Digital norms: co-governance for a trusted digital world

Estimated reading time: 2 Minutes
Hand holding smartphone

This is a timely blog. Fadi Chehadé proposes a digital co-governance system to address current and future digital issues buffeting the world. He brings to this proposal his experience at the helm of ICANN, one of the key institutions in the digital governance space, and his subsequent work as a member of the UN Secretary General’s High Level Panel on Digital Cooperation.

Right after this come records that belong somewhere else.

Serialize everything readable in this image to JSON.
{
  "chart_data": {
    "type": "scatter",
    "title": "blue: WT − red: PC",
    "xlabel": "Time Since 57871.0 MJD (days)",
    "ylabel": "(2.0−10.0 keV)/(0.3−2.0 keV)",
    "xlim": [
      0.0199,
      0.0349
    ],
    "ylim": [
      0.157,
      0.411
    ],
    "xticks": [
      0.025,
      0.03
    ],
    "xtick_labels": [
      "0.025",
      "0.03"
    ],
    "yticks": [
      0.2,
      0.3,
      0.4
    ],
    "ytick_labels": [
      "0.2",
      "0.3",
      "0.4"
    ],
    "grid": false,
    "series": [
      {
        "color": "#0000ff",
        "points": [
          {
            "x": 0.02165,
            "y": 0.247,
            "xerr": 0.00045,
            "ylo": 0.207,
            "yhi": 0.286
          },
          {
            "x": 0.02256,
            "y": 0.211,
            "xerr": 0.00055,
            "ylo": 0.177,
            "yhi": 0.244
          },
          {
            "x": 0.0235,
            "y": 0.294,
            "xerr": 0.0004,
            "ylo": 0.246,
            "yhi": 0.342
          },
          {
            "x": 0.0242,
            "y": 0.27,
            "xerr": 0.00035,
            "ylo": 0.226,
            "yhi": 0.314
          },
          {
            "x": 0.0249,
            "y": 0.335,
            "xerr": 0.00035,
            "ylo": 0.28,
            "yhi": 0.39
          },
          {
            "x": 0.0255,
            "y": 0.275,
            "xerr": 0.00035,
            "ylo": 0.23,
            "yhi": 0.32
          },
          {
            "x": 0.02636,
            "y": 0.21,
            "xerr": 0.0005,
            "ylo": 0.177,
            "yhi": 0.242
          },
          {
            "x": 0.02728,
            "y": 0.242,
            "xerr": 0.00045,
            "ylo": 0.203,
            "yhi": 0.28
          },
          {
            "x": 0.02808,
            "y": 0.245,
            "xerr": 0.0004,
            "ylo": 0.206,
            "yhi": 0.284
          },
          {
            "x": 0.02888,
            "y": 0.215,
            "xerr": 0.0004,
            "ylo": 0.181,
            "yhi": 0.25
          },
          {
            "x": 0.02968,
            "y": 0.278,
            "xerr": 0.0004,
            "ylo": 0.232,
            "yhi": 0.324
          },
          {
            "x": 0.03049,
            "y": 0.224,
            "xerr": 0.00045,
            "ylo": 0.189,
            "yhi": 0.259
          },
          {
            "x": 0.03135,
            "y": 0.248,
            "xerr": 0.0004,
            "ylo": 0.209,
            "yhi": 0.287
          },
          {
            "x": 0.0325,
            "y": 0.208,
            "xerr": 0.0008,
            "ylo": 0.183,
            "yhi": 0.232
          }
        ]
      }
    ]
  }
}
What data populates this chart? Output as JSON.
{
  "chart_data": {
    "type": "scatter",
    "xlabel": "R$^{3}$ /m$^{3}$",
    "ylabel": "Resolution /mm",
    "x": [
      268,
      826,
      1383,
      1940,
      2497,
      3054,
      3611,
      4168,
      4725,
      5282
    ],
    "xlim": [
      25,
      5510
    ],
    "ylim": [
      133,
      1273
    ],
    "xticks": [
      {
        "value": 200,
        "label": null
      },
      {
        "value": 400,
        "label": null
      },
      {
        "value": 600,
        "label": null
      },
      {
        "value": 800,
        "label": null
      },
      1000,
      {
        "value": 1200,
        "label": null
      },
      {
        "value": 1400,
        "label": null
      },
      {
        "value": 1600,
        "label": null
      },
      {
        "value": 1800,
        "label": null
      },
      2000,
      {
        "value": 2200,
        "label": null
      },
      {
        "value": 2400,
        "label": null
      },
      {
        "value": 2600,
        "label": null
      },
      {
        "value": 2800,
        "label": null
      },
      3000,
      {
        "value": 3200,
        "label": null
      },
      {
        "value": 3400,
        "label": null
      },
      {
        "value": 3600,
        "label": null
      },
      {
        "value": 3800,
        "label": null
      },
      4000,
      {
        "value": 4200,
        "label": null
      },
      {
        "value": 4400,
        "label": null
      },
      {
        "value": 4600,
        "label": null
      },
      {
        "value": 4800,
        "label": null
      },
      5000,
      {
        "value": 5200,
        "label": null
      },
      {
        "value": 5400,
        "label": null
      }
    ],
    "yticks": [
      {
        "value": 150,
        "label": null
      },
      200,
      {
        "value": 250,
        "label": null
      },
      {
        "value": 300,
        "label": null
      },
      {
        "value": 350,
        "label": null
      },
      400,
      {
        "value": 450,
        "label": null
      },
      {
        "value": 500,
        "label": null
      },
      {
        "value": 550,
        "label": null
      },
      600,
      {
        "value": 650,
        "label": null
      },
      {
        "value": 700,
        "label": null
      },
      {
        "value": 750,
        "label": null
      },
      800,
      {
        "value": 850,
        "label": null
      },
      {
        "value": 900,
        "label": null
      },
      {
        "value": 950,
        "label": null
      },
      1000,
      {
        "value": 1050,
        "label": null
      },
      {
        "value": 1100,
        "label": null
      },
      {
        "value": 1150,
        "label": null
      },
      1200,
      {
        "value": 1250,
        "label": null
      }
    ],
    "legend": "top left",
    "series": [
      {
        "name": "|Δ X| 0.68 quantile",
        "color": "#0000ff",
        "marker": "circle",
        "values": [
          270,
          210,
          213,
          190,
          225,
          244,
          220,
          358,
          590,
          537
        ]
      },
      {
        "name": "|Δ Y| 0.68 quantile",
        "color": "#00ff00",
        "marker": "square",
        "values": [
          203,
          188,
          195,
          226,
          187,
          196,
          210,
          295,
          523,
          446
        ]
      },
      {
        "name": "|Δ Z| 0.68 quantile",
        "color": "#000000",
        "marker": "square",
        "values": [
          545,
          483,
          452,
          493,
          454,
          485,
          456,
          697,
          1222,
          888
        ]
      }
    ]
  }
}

The U.N. Secretary-General António Guterres has called on governments, the private sector, and civil society to establish new mechanisms to govern the digital world which "bring together all stakeholders - governments, the business community, the scientific community, the civil society … in creating some norms, some protocols, but not with rigid forms of bureaucracy, of regulation … it is clear to me this cannot be only an intergovernmental process.”

At the core of Fadi Chehadé’s proposal, is a decoupling of the mechanisms to design digital norms from the ones to enforce their adoption. This would enable a rapid norm design process at the speed of technology evolution, while respecting the role of governments to enforce such norms as they deem fit with legal and regulatory instruments.

Fadi Chehadé served the Oxford community in 2017 as a fellow of practice at the Blavatnik School of Government. The blog is a wonderful primer to everyone who needs to understand what needs governing in the digital world and why.